|
This web site is dedicated to the Ontology Server(OS) component of the Query
Integration System (QIS),
a prototype application framework for biomedical database federation developed at
the Center for Medical Informatics to test distributed database integration involving
heterogeneous data sources in bioscience.
OS provides the following functionality:
- Mapping of either data or metadata elements within a data source to concepts in
a controlled vocabulary.
- By tagging these elements with controlled vocabulary concept IDs, the task of
integration between different data sources in distributed systems is facilitated.
This use of controlled vocabularies is well known to system integrators in medical
informatics who have to interchange data between systems; the benefits are fairly
obvious and do not need elaboration.
- QIS will let you query our databases by searchiing the UMLS for a particular concept,
and then letting you know if this concept exists within our own database. The neuroscience-related
details of the object/s that map to this concept (such as the higher-order anatomical
structures that they are contained in, or
While the terms controlled vocabulary, thesaurus and ontology
originally meant different things (each succeeding concept is a more robust and
elaborate version of the previous one), today one tends to use these phrases synonymously.

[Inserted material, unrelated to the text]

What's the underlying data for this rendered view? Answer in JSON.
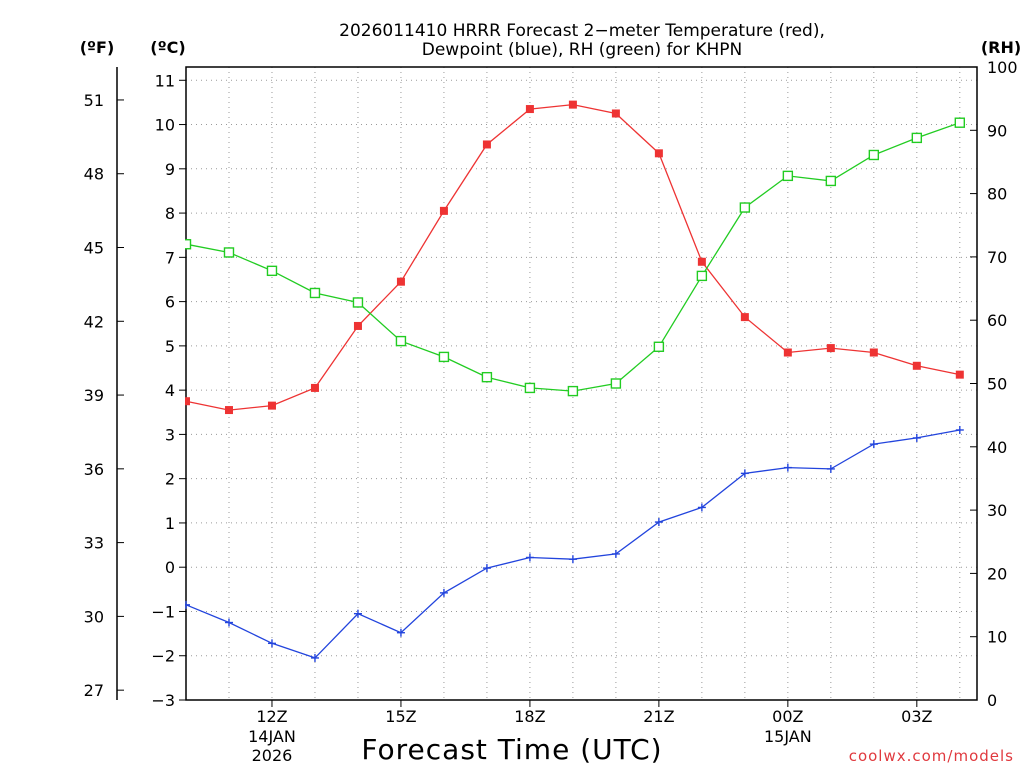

Specifically, an ontology consists of three classes of entity: Concepts, terms (or
alternative names for these concepts), and relationships between these concepts.
The most common kind of relationship is the "is-a" relationship (e.g.,
acetylcholine is-a neurotransmitter) - also called hyponymy, other relationships
also exist, such as "part-of" (meronymy) - e.g., the finger is part-of
the hand.
The reference ontology/controlled vocabulary that we use is the National Library
of Medicine's Unified Medical Language System (UMLS). The UMLS is a meta-thesaurus
- that is, a compendium of other biomedical vocabularies. Some vocabularies
within the UMS are much more useful than others (in fact, the whole is not
greater than the sum of its parts - due to indifferent curation of some vocabularies,
you can actually get conflicting results if you try to make use of all the inter-concept
relationships), and therefore we use a subset of it: the Medical Subject Headings
(MeSH), Gene Ontology, SNOMED and BrainInfo.
We should emphasize that only about a third of the total number of entries in SenseLab
have been mapped to UMLS concepts. The UMLS is under-represented with respect to
neuroscience, and only gross neuroanatomy is well represented. You will search in
vain, for example, for "olfactory glomerular cells", which are involved
in detection of odors (they lie within the cerebral olfactory bulb) and which happen
to be an important focus of research in the Shepherd Lab at Yale.
We emphasize that development of a "local" ontology is currently minimal.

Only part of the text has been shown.